One suggested idea is to recruit private pharmacies. Unfortunately, such facilities were not created to address such a monumental public health challenge as the provision of massive inoculations. Their distribution within the communities is inconsistent. “Pharmacy deserts” exist in the very communities that have both high infection rates and high coronavirus mortality, and whose populations often have limited access to transportation. Relying on pharmacies alone is unlikely to give the best results. It is even more illogical when a system with the infrastructure, staff and experience to respond to emergencies is ignored in the process.
Fire departments and emergency medical services (EMS) agencies are much better prepared to meet the challenge. The two have long-standing community relationships and are distributed based on population density rather than consumer spending. Both are already responding to local and regional emergencies on a daily basis. They were created precisely to serve as an essential part of our emergency safety net. The existing lines of communication with public health authorities already exist. The vast majority are made up of paramedics who administer injections and are trained to respond to and manage acute allergic reactions, a rare consequence of immunization. They have well-established medical surveillance. Their fixed stations are already in use for various community activities, such as voting and food drives. When not responding to emergencies, paramedics on duty can augment designated teams providing vaccines.

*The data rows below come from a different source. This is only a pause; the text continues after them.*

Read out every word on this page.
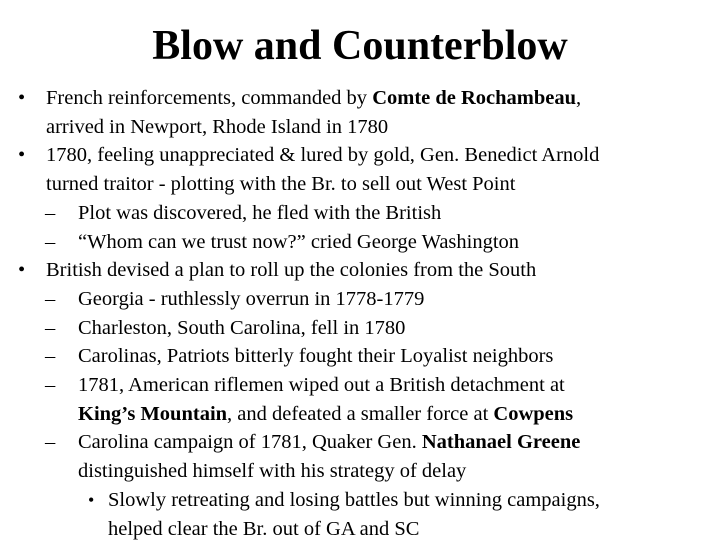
Blow and Counterblow
• French reinforcements, commanded by Comte de Rochambeau,
arrived in Newport, Rhode Island in 1780
• 1780, feeling unappreciated & lured by gold, Gen. Benedict Arnold
turned traitor - plotting with the Br. to sell out West Point
– Plot was discovered, he fled with the British
– “Whom can we trust now?” cried George Washington
• British devised a plan to roll up the colonies from the South
– Georgia - ruthlessly overrun in 1778-1779
– Charleston, South Carolina, fell in 1780
– Carolinas, Patriots bitterly fought their Loyalist neighbors
– 1781, American riflemen wiped out a British detachment at
King’s Mountain, and defeated a smaller force at Cowpens
– Carolina campaign of 1781, Quaker Gen. Nathanael Greene
distinguished himself with his strategy of delay
• Slowly retreating and losing battles but winning campaigns,
helped clear the Br. out of GA and SC
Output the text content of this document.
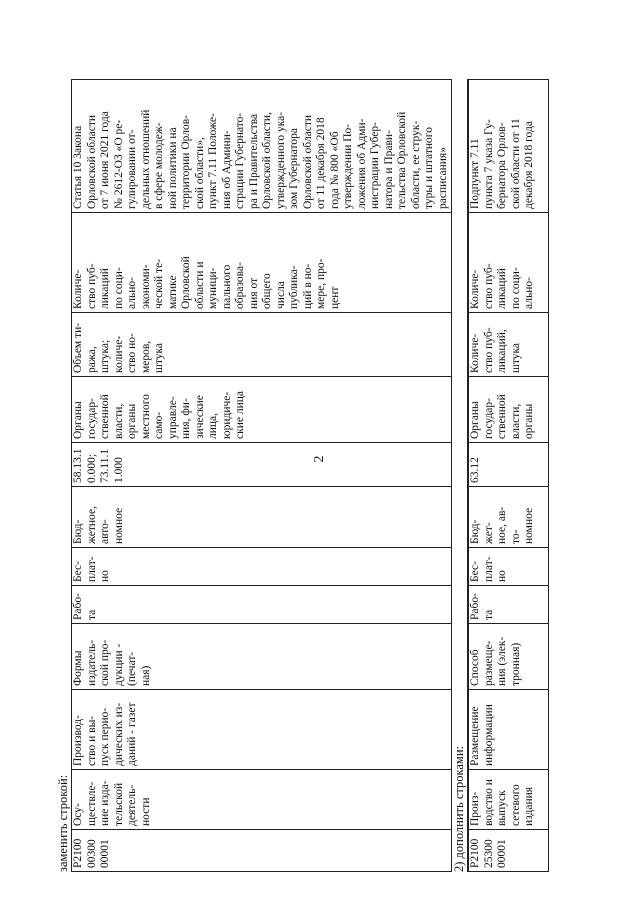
2
заменить строкой: P2100
00300
00001

Осу-
ществле-
ние изда-
тельской
деятель-
ности

Производ-
ство и вы-
пуск перио-
дических из-
даний - газет

Формы
издатель-
ской про-
дукции -
(печат-
ная)

Рабо-
та

Бес-
плат-
но

Бюд-
жетное,
авто-
номное

58.13.1
0.000;
73.11.1
1.000

Органы
государ-
ственной
власти,
органы
местного
само-
управле-
ния, фи-
зические
лица,
юридиче-
ские лица

Объем ти-
ража,
штука;
количе-
ство но-
меров,
штука

Количе-
ство пуб-
ликаций
по соци-
ально-
экономи-
ческой те-
матике
Орловской
области и
муници-
пального
образова-
ния от
общего
числа
публика-
ций в но-
мере, про-
цент

Статья 10 Закона
Орловской области
от 7 июня 2021 года
№ 2612-ОЗ «О ре-
гулировании от-
дельных отношений
в сфере молодеж-
ной политики на
территории Орлов-
ской области»,
пункт 7.11 Положе-
ния об Админи-
страции Губернато-
ра и Правительства
Орловской области,
утвержденного ука-
зом Губернатора
Орловской области
от 11 декабря 2018
года № 800 «Об
утверждении По-
ложения об Адми-
нистрации Губер-
натора и Прави-
тельства Орловской
области, ее струк-
туры и штатного
расписания»
2) дополнить строками: P2100
25300
00001

Произ-
водство и
выпуск
сетевого
издания

Размещение
информации

Способ
размеще-
ния (элек-
тронная)

Рабо-
та

Бес-
плат-
но

Бюд-
жет-
ное, ав-
то-
номное

63.12

Органы
государ-
ственной
власти,
органы

Количе-
ство пуб-
ликаций,
штука

Количе-
ство пуб-
ликаций
по соци-
ально-

Подпункт 7.11
пункта 7 указа Гу-
бернатора Орлов-
ской области от 11
декабря 2018 года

EMS even has mobile resources to meet the needs of residents who cannot get to a fire station / EMS.
The legality of this approach is well established. Here in Massachusetts, for example, paramedics protocols in place to administer seasonal flu shots. (Many other states have similar protocols.) Adding coronavirus vaccines to the list could be done with the stroke of a pen in each jurisdiction.
Taking advantage of these existing assets will shorten the time to vaccine-induced herd immunity. There are some 52,000 fire stations in the USA. Let’s say it takes 20 minutes to treat, vaccinate and observe each individual: a single paramedic in a fire station could vaccinate 30 people per 10-hour day. Across the country, this represents 1,560,000 vaccinations per day, or nearly 11,000,000 per week. With this strategy alone, the EMS would contribute to inoculation of 50 percent of the vaccinations needed to achieve vaccine-induced herd immunity within six months. These numbers are likely to significantly underestimate the number that could be vaccinated: most stations would have more than one paramedic assigned to this task at a time. With other active vaccination strategies working in parallel, the time required to achieve vaccine-induced community immunity would be considerably shortened.
Thorough coordination will be necessary. However, unlike pharmacies, firefighters / EMS are already coordinated with each other and already have lines of communication with public health authorities, and could be put in place more quickly. The federal government should develop a computerized documentation process overseen by state public health authorities and implemented locally. Federal protocols must be established and may be modified by local medical surveillance to meet local circumstances. Supply chains for disposable supplies, waste management, clinical and non-clinical staff, and other resources like computers for documentation can be coordinated locally.
Although the onerous cold storage requirements for vaccines currently authorized for use must be taken into consideration, this challenge is present wherever vaccines are administered. Few of the sites have regular cooling facilities required for the Pfizer / BioNtech product, and contingencies will need to be set up in any location.
Local EMS systems will need to ensure that there are adequate redundancies to maintain emergency response. It is a place where the existing inter-agency collaboration will prove essential. Public education about the process and its interaction with it should be managed collaboratively by federal, state and local authorities. All of this should be funded by the federal government as needed, to ensure that there are no gaps in implementation due to lack of funding.